Fister is an even further case of "meh", as his fastball velocity dropped to a scanty 86.4 MPH average, while his ground ball rate appears to be heading south. A move to the American League wouldn't bode well for a soft-throwing, low-strikeout, high-contact righty that is probably going to require $5M-$6M simply on reputation.

As it has been since Showalter came to town, the Orioles are going to have to rely on dingers and FIP-defying ERAs, but it's hard to find proper causation in forfeiting a first-round pick or needlessly adding to an already record-breaking payroll when the remaining market dittos your current disposal.

I can see why Tyler Wilson wouldn't energize a fanbase, but I thought he pitched well in limited action. Like Gallardo and Fister, he doesn't strike out the opposition and is reliant on weak, effective contact, but he has a mound presence to him and an understanding of how to pitch that mimics Orioles' pitchers on their best of days. I'd rather see the O's test the waters with Wilson than add a veteran pitcher because sometimes, as my dad would say, the best move is the one you don't make.

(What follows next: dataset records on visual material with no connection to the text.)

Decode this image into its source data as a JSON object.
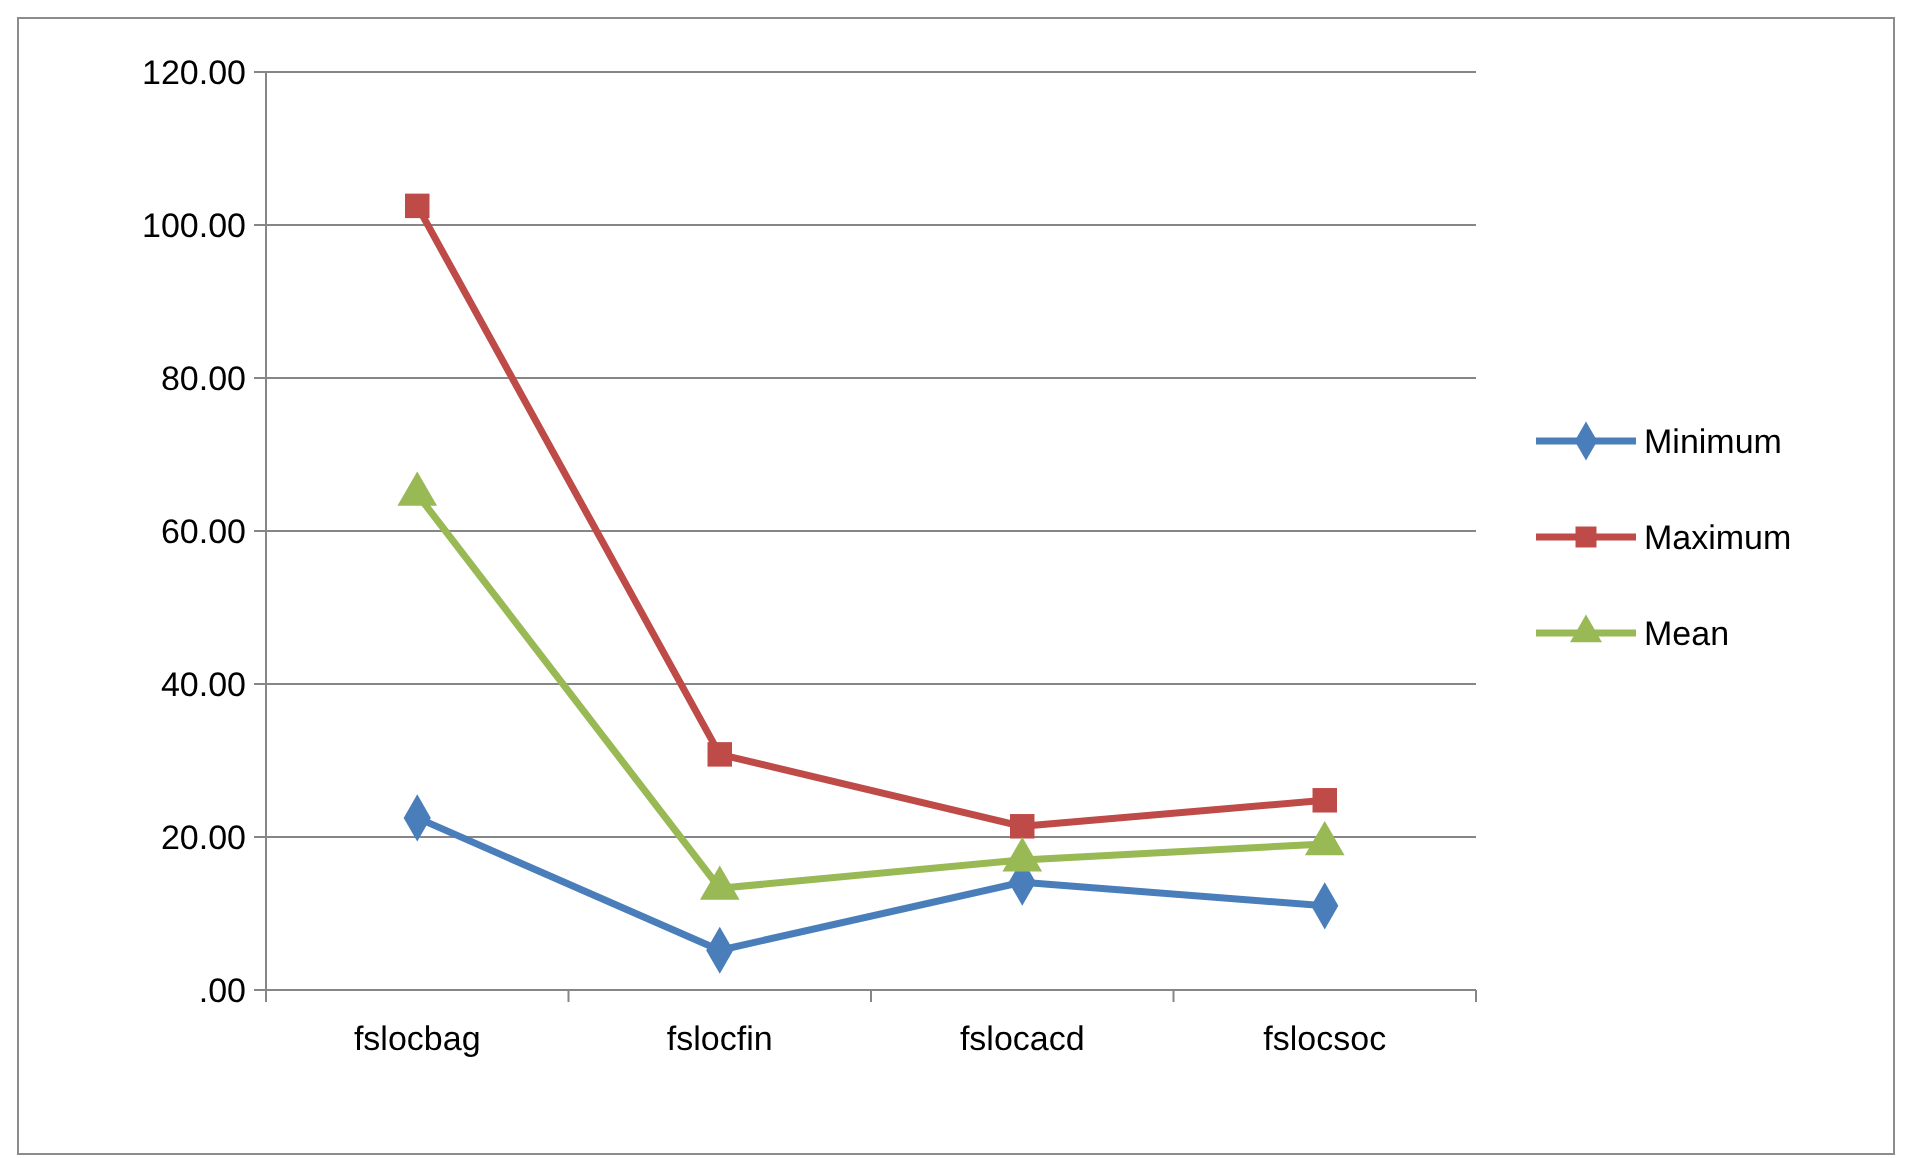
{
  "chart_data": {
    "type": "line",
    "categories": [
      "fslocbag",
      "fslocfin",
      "fslocacd",
      "fslocsoc"
    ],
    "series": [
      {
        "name": "Minimum",
        "color": "#4a7ebb",
        "marker": "diamond",
        "values": [
          22.5,
          5.2,
          14.1,
          11.0
        ]
      },
      {
        "name": "Maximum",
        "color": "#be4b48",
        "marker": "square",
        "values": [
          102.5,
          30.8,
          21.4,
          24.8
        ]
      },
      {
        "name": "Mean",
        "color": "#98b954",
        "marker": "triangle",
        "values": [
          64.8,
          13.3,
          17.0,
          19.1
        ]
      }
    ],
    "ylim": [
      0,
      120
    ],
    "yticks": [
      {
        "value": 0,
        "label": ".00"
      },
      {
        "value": 20,
        "label": "20.00"
      },
      {
        "value": 40,
        "label": "40.00"
      },
      {
        "value": 60,
        "label": "60.00"
      },
      {
        "value": 80,
        "label": "80.00"
      },
      {
        "value": 100,
        "label": "100.00"
      },
      {
        "value": 120,
        "label": "120.00"
      }
    ],
    "grid": "y",
    "legend": "right",
    "line_style": "solid"
  }
}
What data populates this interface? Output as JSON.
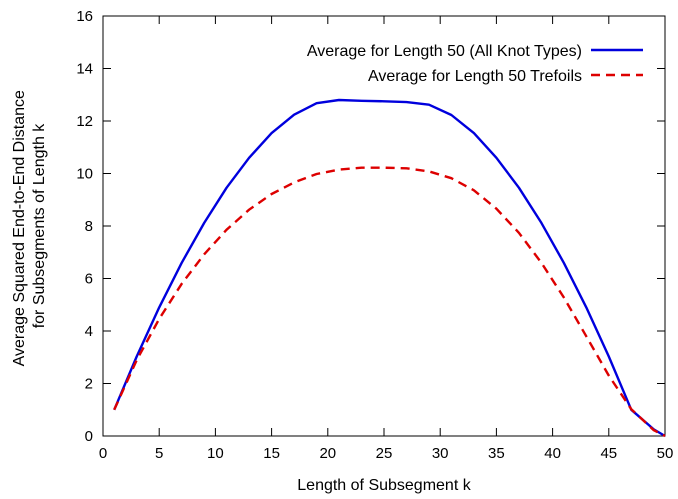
{
  "chart_data": {
    "type": "line",
    "xlabel": "Length of Subsegment k",
    "ylabel_lines": [
      "Average Squared End-to-End Distance",
      "for Subsegments of Length k"
    ],
    "xlim": [
      0,
      50
    ],
    "ylim": [
      0,
      16
    ],
    "xticks": [
      0,
      5,
      10,
      15,
      20,
      25,
      30,
      35,
      40,
      45,
      50
    ],
    "yticks": [
      0,
      2,
      4,
      6,
      8,
      10,
      12,
      14,
      16
    ],
    "grid": false,
    "legend_position": "top-right",
    "series": [
      {
        "name": "Average for Length 50 (All Knot Types)",
        "color": "#0000dd",
        "style": "solid",
        "x": [
          1,
          3,
          5,
          7,
          9,
          11,
          13,
          15,
          17,
          19,
          21,
          23,
          25,
          27,
          29,
          31,
          33,
          35,
          37,
          39,
          41,
          43,
          45,
          47,
          49,
          50
        ],
        "y": [
          1.0,
          3.03,
          4.9,
          6.6,
          8.12,
          9.46,
          10.6,
          11.54,
          12.24,
          12.68,
          12.8,
          12.77,
          12.75,
          12.72,
          12.62,
          12.23,
          11.54,
          10.6,
          9.46,
          8.12,
          6.6,
          4.9,
          3.03,
          1.0,
          0.25,
          0.0
        ]
      },
      {
        "name": "Average for Length 50 Trefoils",
        "color": "#dd0000",
        "style": "dashed",
        "x": [
          1,
          3,
          5,
          7,
          9,
          11,
          13,
          15,
          17,
          19,
          21,
          23,
          25,
          27,
          29,
          31,
          33,
          35,
          37,
          39,
          41,
          43,
          45,
          47,
          49,
          50
        ],
        "y": [
          1.0,
          2.89,
          4.46,
          5.8,
          6.92,
          7.86,
          8.62,
          9.22,
          9.66,
          9.98,
          10.15,
          10.22,
          10.22,
          10.2,
          10.08,
          9.82,
          9.36,
          8.66,
          7.74,
          6.6,
          5.28,
          3.8,
          2.3,
          1.02,
          0.22,
          0.0
        ]
      }
    ]
  }
}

It also isn't farfetched to expect Tillman and Gonzalez to bounce back somewhat, seeing as how it couldn't get any worse. Jimenez has the stuff to pitch at a Gallardo-like appearance, and as most of you know, I'm a Kevin Gausman fanboy. While that does leave one vacant hole in the Orioles rotation, there is surely an in-house candidate or soon-to-be-made-available someone, somewhere, somehow to fill the void. It really wouldn't surprise me if Duquette's plan all along was to target the likes of Davis and O'Day while banking on a return to form from Tillman and Gonzalez, as well as the benefit of Gausman as a full-time starter. He isn't much for words, but Duquette does tend to mix in surprises with a heady approach.

I mean, look at that face? Do we ever know what to expect from that sour grape? In what is the new "Oriole Way", the success of the club hasn't originated from the rotation being something it isn't, it simply has been what it is capable of: being good enough.

2016 doesn't look to be much different.